Where the attendance included a period of telephone advice before physical attendance — which is separately claimable under the police station scheme — telephone advice is recorded in its own dedicated form (the INVB workflow), and either claimed separately or aggregated into the matter at billing time.

CustodyNote Telephone advice INVB form — Section 1 of 4, Call Details: file/matter ref, instruction received timestamp with Now button, date of telephone advice, source of referral, DSCC number, police station, instructing firm, fee earner
Telephone Advice (INVB) form — used for police station advice that does not require physical attendance.

The Open Matters Dashboard

Across all your matters, the Open Matters dashboard surfaces what still needs doing: matters that are missing supporting documents, matters ready to invoice, and matters where the invoice has been raised but is still outstanding. It turns "what should I work on next?" into a single number on a tile.

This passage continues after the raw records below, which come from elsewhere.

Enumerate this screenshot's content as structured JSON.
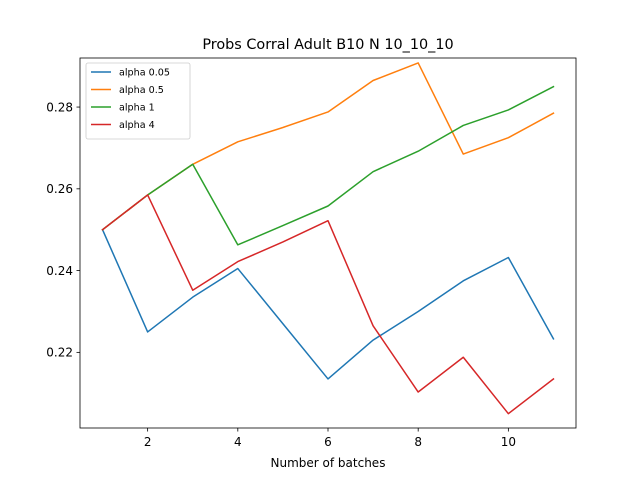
{
  "chart_data": {
    "type": "line",
    "title": "Probs Corral Adult B10 N 10_10_10",
    "xlabel": "Number of batches",
    "ylabel": "",
    "xlim": [
      0.5,
      11.5
    ],
    "ylim": [
      0.2015,
      0.292
    ],
    "x": [
      1,
      2,
      3,
      4,
      5,
      6,
      7,
      8,
      9,
      10,
      11
    ],
    "xticks": [
      2,
      4,
      6,
      8,
      10
    ],
    "xtick_labels": [
      "2",
      "4",
      "6",
      "8",
      "10"
    ],
    "yticks": [
      0.22,
      0.24,
      0.26,
      0.28
    ],
    "ytick_labels": [
      "0.22",
      "0.24",
      "0.26",
      "0.28"
    ],
    "grid": false,
    "legend_position": "top-left",
    "series": [
      {
        "name": "alpha 0.05",
        "color": "#1f77b4",
        "values": [
          0.25,
          0.225,
          0.2335,
          0.2405,
          0.227,
          0.2135,
          0.223,
          0.23,
          0.2375,
          0.2432,
          0.2233
        ]
      },
      {
        "name": "alpha 0.5",
        "color": "#ff7f0e",
        "values": [
          0.25,
          0.2585,
          0.266,
          0.2715,
          0.275,
          0.2788,
          0.2865,
          0.2908,
          0.2685,
          0.2725,
          0.2785
        ]
      },
      {
        "name": "alpha 1",
        "color": "#2ca02c",
        "values": [
          0.25,
          0.2585,
          0.266,
          0.2463,
          0.251,
          0.2558,
          0.2642,
          0.2692,
          0.2755,
          0.2793,
          0.285
        ]
      },
      {
        "name": "alpha 4",
        "color": "#d62728",
        "values": [
          0.25,
          0.2585,
          0.2352,
          0.2422,
          0.247,
          0.2522,
          0.2265,
          0.2103,
          0.2188,
          0.205,
          0.2135
        ]
      }
    ]
  }
}
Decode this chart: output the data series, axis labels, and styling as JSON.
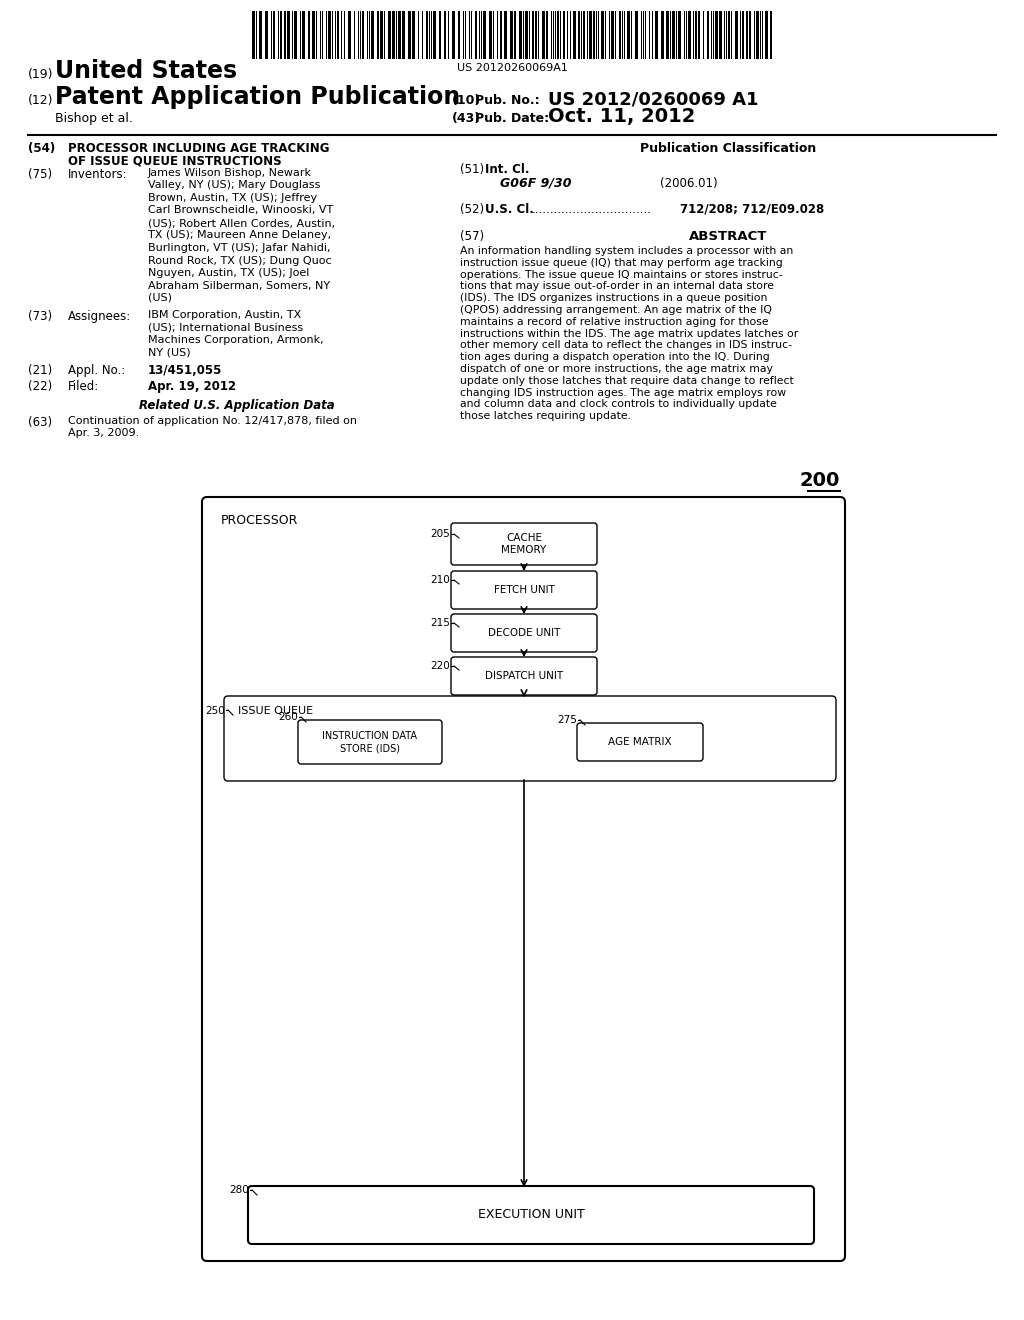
{
  "bg_color": "#ffffff",
  "barcode_text": "US 20120260069A1",
  "header": {
    "line1_num": "(19)",
    "line1_text": "United States",
    "line2_num": "(12)",
    "line2_text": "Patent Application Publication",
    "line3_right_num": "(10)",
    "line3_right_label": "Pub. No.:",
    "line3_right_val": "US 2012/0260069 A1",
    "line4_left": "Bishop et al.",
    "line4_right_num": "(43)",
    "line4_right_label": "Pub. Date:",
    "line4_right_val": "Oct. 11, 2012"
  },
  "left_col": {
    "title_num": "(54)",
    "title_lines": [
      "PROCESSOR INCLUDING AGE TRACKING",
      "OF ISSUE QUEUE INSTRUCTIONS"
    ],
    "inventors_num": "(75)",
    "inventors_label": "Inventors:",
    "inv_text_lines": [
      "James Wilson Bishop, Newark",
      "Valley, NY (US); Mary Douglass",
      "Brown, Austin, TX (US); Jeffrey",
      "Carl Brownscheidle, Winooski, VT",
      "(US); Robert Allen Cordes, Austin,",
      "TX (US); Maureen Anne Delaney,",
      "Burlington, VT (US); Jafar Nahidi,",
      "Round Rock, TX (US); Dung Quoc",
      "Nguyen, Austin, TX (US); Joel",
      "Abraham Silberman, Somers, NY",
      "(US)"
    ],
    "assignees_num": "(73)",
    "assignees_label": "Assignees:",
    "assign_lines": [
      "IBM Corporation, Austin, TX",
      "(US); International Business",
      "Machines Corporation, Armonk,",
      "NY (US)"
    ],
    "appl_num": "(21)",
    "appl_label": "Appl. No.:",
    "appl_val": "13/451,055",
    "filed_num": "(22)",
    "filed_label": "Filed:",
    "filed_val": "Apr. 19, 2012",
    "related_label": "Related U.S. Application Data",
    "cont_num": "(63)",
    "cont_lines": [
      "Continuation of application No. 12/417,878, filed on",
      "Apr. 3, 2009."
    ]
  },
  "right_col": {
    "pub_class_label": "Publication Classification",
    "int_cl_num": "(51)",
    "int_cl_label": "Int. Cl.",
    "int_cl_class": "G06F 9/30",
    "int_cl_year": "(2006.01)",
    "us_cl_num": "(52)",
    "us_cl_label": "U.S. Cl.",
    "us_cl_dots": "................................",
    "us_cl_val": "712/208; 712/E09.028",
    "abstract_num": "(57)",
    "abstract_label": "ABSTRACT",
    "abstract_lines": [
      "An information handling system includes a processor with an",
      "instruction issue queue (IQ) that may perform age tracking",
      "operations. The issue queue IQ maintains or stores instruc-",
      "tions that may issue out-of-order in an internal data store",
      "(IDS). The IDS organizes instructions in a queue position",
      "(QPOS) addressing arrangement. An age matrix of the IQ",
      "maintains a record of relative instruction aging for those",
      "instructions within the IDS. The age matrix updates latches or",
      "other memory cell data to reflect the changes in IDS instruc-",
      "tion ages during a dispatch operation into the IQ. During",
      "dispatch of one or more instructions, the age matrix may",
      "update only those latches that require data change to reflect",
      "changing IDS instruction ages. The age matrix employs row",
      "and column data and clock controls to individually update",
      "those latches requiring update."
    ]
  },
  "diagram": {
    "fig_num": "200",
    "outer_box_label": "PROCESSOR",
    "cache_label": "CACHE\nMEMORY",
    "cache_num": "205",
    "fetch_label": "FETCH UNIT",
    "fetch_num": "210",
    "decode_label": "DECODE UNIT",
    "decode_num": "215",
    "dispatch_label": "DISPATCH UNIT",
    "dispatch_num": "220",
    "iq_label": "ISSUE QUEUE",
    "iq_num": "250",
    "ids_label": "INSTRUCTION DATA\nSTORE (IDS)",
    "ids_num": "260",
    "age_label": "AGE MATRIX",
    "age_num": "275",
    "exec_label": "EXECUTION UNIT",
    "exec_num": "280"
  }
}
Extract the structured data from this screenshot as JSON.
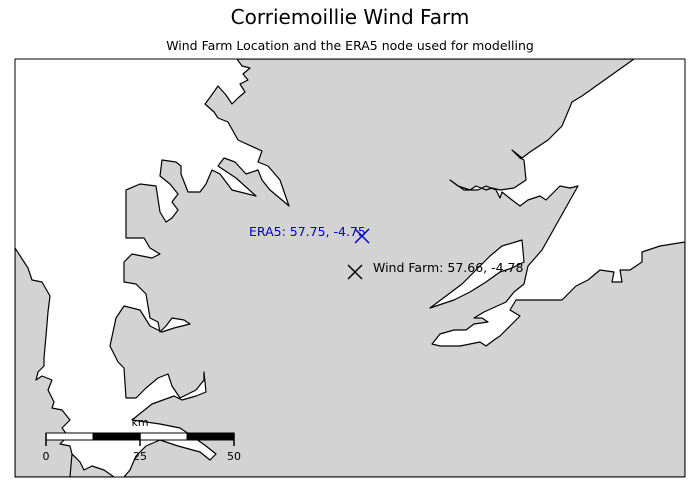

CustodyNote Open matters office tasks dashboard with five KPI tiles — Total, Needs Docs, Needs Invoice, Invoiced, Uninvoiced Revenue — plus filters for client, firm, station and date range
The Open Matters dashboard — see uninvoiced revenue, files needing documents, and files ready to invoice in one view.

Exporting for Billing

The completed Time Recording & Fees section contributes to the PDF export of the full attendance note. The exported document includes a structured fees summary alongside the full attendance record. This can be used as the supporting documentation when submitting a claim, and can also be retained on file in the event of an LAA audit.

Retaining a copy of the complete exported note — including the fees section — means that if a claim is queried months or years later, you have a contemporaneous record of exactly what time was spent and why.

Note: This article is intended as general information for criminal defence practitioners in England and Wales. It does not constitute legal advice. Solicitors and accredited representatives should exercise their own professional judgment in each case. Law and practice may change; always verify current requirements with primary sources.